Barnett agrees that teasing out student feedback increases social media’s appeal. “We ask a lot of questions on social and let the community do the talking,” he explains. “This allows credible, authentic voices to describe why they love the university.”
“Some of the questions prospective students have can best be answered by current students,” says communications specialist Shelly M. Placek of Johns Hopkins University, number two on the current Top 100 list. “Things like the food on campus, dorm life, social life, and examples of real students’ schedules aren’t things that would typically be covered in a traditional website or view book, at least not to the depth that a prospective student is interested. This was the thought behind creating Hopkins Interactive, a social media site that is run by current student volunteers with minimal staff oversight.” Student volunteers on Hopkins Interactive are free to write and post at their discretion, with only logistical support from the admissions staff.
A nimble team from eight different offices coordinating via HootSuite’s social dashboard service keeps UO’s social presence light on its feet. Barnett relates a recent example: “Our admissions team used Tout, Vine, and YouTube to encourage student to submit short videos about why they chose the UO as part of a signing day campaign. We used Tout and Twitter to post short videos from 2013 Fiesta Bowl events. There, we edited video on the fly using our iPhones, posting it to YouTube in near real time, and then telling people about it on Facebook and Twitter.”
Social media helps navigate university systems and deadlines for prospective students who are brand new to the process. Johns Hopkins’ presence includes a forum for wait-listed students including a FAQ and a space for questions that are answered by an admissions counselor. “Since March, that page has been viewed over 2,300 times, which signals to us that this is a resource that students are using,” Placek notes. “The admissions process in general can be daunting to students and families and social media gives us an opportunity to guide them through and answer questions in a public forum, which can be helpful to those who have the same concerns.”

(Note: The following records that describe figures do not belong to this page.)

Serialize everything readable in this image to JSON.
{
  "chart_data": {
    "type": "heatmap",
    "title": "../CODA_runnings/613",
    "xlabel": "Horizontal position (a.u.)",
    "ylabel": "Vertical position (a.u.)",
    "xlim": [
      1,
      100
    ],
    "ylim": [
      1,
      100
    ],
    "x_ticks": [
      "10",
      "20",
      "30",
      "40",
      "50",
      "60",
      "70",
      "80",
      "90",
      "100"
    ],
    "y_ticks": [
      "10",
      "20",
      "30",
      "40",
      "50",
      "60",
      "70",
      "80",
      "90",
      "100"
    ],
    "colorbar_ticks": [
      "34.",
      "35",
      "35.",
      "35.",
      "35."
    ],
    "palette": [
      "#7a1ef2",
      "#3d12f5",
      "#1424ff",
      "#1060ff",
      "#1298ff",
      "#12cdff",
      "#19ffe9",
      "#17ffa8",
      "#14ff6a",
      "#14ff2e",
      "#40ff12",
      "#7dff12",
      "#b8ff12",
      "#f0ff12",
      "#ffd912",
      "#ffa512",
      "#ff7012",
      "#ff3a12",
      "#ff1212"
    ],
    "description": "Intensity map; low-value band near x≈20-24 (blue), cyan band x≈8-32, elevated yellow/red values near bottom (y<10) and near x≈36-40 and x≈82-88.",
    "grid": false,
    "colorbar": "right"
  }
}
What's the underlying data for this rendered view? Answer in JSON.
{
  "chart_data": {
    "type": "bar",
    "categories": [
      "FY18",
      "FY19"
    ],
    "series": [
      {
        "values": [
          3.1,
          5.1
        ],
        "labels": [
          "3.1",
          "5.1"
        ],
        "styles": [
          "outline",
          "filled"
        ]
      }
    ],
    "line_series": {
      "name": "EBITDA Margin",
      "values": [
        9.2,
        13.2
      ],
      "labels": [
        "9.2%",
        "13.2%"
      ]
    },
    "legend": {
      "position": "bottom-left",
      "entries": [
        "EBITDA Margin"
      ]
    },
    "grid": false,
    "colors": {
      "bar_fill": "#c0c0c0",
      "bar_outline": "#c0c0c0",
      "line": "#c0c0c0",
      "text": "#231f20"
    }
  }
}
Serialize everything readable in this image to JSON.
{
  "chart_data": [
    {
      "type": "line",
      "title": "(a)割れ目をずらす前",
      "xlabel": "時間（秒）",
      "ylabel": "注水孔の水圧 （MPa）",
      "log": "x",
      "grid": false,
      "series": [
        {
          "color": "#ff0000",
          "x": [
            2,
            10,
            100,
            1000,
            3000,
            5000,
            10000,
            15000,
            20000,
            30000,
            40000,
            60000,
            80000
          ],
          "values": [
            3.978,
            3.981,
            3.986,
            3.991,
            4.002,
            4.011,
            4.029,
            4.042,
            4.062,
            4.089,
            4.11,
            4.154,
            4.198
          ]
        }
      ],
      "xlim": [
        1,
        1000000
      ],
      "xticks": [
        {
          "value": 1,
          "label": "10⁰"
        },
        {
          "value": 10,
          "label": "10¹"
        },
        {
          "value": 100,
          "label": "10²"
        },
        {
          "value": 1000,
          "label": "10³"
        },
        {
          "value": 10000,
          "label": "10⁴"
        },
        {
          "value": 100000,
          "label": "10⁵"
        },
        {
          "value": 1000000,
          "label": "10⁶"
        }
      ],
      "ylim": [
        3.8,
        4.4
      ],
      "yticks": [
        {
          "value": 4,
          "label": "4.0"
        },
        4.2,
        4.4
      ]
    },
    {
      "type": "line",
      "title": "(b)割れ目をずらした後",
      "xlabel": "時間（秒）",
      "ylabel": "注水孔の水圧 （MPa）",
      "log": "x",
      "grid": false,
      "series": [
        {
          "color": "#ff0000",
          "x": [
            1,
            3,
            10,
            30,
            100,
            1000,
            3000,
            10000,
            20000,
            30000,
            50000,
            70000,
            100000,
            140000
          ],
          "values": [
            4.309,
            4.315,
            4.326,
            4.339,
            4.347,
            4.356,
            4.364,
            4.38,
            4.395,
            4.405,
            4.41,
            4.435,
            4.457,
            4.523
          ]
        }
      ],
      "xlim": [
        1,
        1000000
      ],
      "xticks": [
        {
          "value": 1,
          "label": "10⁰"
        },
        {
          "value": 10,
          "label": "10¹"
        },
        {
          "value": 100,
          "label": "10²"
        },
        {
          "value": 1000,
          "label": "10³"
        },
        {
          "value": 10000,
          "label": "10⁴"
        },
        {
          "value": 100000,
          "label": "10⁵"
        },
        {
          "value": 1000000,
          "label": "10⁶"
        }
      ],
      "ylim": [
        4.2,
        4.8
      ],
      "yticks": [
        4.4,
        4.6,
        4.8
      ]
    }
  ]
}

Even so, the majority of college social media content appears to remain aimed at current students rather than prospects. “We rarely target content specifically to prospective students, except near the main deadline for undergraduate admissions and around the time acceptance letters get mailed,” says Perachio Daniel. “However, we are in the midst of discussing whether to launch a Tumblr presence. If we do, that will almost exclusively target prospective students.”